Trouble Every Day has a palpable disquieting atmosphere that rides on Vincent Gallo's shoulders throughout his chilling performance as Shane. Denis and Jean-Pol Fargeau crafted the script, using absolutely insane compositions and violent imagery to annihilate the genre constraints on infidelity and blithe acceptance. In essence, the affliction is the desire to cheat, to consume the sexual partner, and the harder Shane tries to deny himself, the harder it is to resist his murderous impulses. The entire story is an analogy. The placid wife. The dangerous ex who burns through countless lovers waiting for Shane's return. Even masturbation plays a part in this lurid head trip, with Shane opting for self pleasure over tearing his wife asunder. One of the best parts of the story is how the old adage of hurting the ones we love is corrupted into an accusatory denouement that proclaims we make excuses for the ones we love and our acceptance of their salacious predispositions make us conspirators in their actions.
Beatrice Dalle's performance as Core' is unforgettable, if only for one extremely uncomfortable sequence. Christophe Winding's sound editing is a boon, making what would be a confusing mix of screams and flesh rending not only discernible, but terrifying, given the deep shadows of a Agnes Goddard's cinematography. Yes, there are sequences of over the top violence , but they are brief glimpses in between the darkness, using only the auditory pains of the victim to fill the gaps, thanks to some street level film editing by Emmanuelle Pencalet. One of the best scenes involves Shane on a subway train violating the personal space of another traveler. The camera remains so focused that the viewer can almost feel their own skin begin to crawl.

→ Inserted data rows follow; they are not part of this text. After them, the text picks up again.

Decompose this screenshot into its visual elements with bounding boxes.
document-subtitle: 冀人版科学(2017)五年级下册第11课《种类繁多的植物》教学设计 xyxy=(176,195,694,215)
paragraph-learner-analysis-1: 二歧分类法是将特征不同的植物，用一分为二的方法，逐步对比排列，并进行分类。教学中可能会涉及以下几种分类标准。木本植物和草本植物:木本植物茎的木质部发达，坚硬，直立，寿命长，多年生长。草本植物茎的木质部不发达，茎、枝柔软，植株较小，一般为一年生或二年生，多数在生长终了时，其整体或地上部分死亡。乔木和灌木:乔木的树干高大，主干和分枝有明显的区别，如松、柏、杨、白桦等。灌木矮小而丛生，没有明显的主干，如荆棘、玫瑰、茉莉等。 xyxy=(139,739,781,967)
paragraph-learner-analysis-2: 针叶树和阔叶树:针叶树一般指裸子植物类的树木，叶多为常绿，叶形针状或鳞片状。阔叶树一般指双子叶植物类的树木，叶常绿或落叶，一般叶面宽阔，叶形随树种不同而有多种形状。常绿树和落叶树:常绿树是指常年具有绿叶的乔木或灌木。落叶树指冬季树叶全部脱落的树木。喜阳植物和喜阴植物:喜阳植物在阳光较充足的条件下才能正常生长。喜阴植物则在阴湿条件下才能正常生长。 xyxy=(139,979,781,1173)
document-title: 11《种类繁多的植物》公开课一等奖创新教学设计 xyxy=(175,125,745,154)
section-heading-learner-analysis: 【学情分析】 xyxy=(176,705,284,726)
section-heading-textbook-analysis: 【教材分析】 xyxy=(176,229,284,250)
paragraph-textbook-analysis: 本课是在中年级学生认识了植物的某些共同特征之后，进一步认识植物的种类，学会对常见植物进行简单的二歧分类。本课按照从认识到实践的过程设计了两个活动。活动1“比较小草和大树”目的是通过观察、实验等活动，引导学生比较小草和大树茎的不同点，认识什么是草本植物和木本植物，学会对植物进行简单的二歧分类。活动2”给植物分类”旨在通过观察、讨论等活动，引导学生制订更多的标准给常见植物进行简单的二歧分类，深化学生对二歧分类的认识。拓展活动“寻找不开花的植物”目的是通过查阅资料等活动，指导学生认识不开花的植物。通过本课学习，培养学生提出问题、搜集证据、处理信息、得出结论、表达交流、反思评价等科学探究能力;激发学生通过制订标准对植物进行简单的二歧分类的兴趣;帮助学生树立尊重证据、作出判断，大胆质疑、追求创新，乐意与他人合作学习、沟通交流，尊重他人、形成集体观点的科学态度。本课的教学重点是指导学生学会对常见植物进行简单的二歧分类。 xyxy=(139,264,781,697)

The amazing band Tindersticks does the soundtrack, creating a bucolic ambiance that offsets the danger throughout the urban setting. Despite the horrors, the truth that life goes on is undeniable, cementing the relevance of the title. Everything combines to form a lucid narrative that slowly ambles towards an unforgettable final scene.
Available now on Amazon Prime, Trouble Every Day is not for the squeamish. Featuring two particularly brutal sequences peppered onto a glacial marital dissection, this is a film that will instantly divide even the most seasoned horror fans. Lacking any formal sense of supernatural incursion, the monsters of Paris are real and familiar, embodying the absolute worst in the human condition. If you're familiar with the New French Extremity, you know what to expect, however if this is your first foray into the bloody depths, be prepared. This is an extremely difficult film with some rather alarming messages about the dirty truths of romantic partnerships.